Economic Institute revises inflation number upward

February 16, 2011

By Staff Reporter

By Andrew Bushe

DUBLIN — The most immediate threat to the Irish economy is unjustified expectations about its capacity to absorb price and wage increases without damaging competitiveness, the country’s leading think tank says in its latest report.

The Economic and Social Research Institute has revised its inflation forecast up to an average 5.3 percent for this year.

It expects it will fall to 3.6 percent in 2001 if unions adhere to the terms of the national wage deal, the Program for Prosperity and Fairness.

In July and August, inflation has been running at 6.2 percent and leading unions are looking for extra wage rises of about 5 percent to compensate.

The 33-month-long PPF, signed last March, is to deliver 15.75 percent in pay increases and 10 percent in tax cuts in three phases. Inflation is eroding the benefit of the deal’s first 5.5 percent pay rise.

Sign up to The Irish Echo Newsletter

"The concern must be that expectations of high inflation, in excess of that justified by economic fundamentals, could lead to excessive price rises and wage demands," the ESRI says in its September quarterly report.

"The ability to control inflation in the short term, both to stem the prospect of self-fulfilling expectations taking hold and to protect real incomes, is limited for a small regional economy like Ireland within a large monetary union."

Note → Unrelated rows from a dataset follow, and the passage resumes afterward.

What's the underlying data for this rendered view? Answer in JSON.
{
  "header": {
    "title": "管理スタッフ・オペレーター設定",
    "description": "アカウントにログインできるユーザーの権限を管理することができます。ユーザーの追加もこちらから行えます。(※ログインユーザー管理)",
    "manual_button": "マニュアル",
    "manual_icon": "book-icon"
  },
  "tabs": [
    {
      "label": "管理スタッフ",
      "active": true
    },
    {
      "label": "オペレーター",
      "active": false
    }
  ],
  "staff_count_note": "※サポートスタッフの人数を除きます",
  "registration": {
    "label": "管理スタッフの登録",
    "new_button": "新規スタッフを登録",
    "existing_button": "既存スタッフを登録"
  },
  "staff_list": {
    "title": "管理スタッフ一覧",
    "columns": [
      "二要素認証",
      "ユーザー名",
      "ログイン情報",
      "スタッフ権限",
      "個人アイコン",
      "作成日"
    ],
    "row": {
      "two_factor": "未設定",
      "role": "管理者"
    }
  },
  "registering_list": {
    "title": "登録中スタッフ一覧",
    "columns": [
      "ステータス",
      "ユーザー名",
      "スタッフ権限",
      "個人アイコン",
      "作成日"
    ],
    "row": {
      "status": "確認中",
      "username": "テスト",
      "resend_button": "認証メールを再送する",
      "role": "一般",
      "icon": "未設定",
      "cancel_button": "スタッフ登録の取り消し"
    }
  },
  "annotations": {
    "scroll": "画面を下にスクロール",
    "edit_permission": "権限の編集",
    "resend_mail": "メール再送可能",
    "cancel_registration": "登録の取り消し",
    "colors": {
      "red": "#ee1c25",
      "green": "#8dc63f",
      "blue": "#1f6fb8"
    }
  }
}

It says higher pay and lower taxes are expected to increase personal disposable income this year by 11.8 percent and by 10.8 percent in 2001.

The Institute says that the public finances have never been in better shape.

Direct tax receipts will grow nearly 14 percent this year and indirect taxes by 16.1 percent. Total government current revenue will grow by 16.5 percent.

The budget surplus was strongly ahead by mid-year and is expected to rise to 8.4 percent of GNP this year and 9.6 percent next year.

During the Celtic Tiger phase, since 1994, the ESRI says the performance of the economy has been "exceptional." Growth has averaged 8.7 percent in GDP terms and 7.8 percent in GNP terms.

The Institute has revised its GDP growth forecast for this year to 9.6 percent and 8 percent for GNP.

"Growth in 2001 is forecast to slow moderately to 6.9 and 6.1 percent in real GDP and real GNP terms, respectively, due to a combination of factors such as rising interest rates, a modest currency appreciation and a tight labor market contributing to significant wage growth."

Unemployment is currently at 4.3 percent but the ESRI predicts it will drop "well below 4 percent" by the end of next year in a move toward a full-employment economy.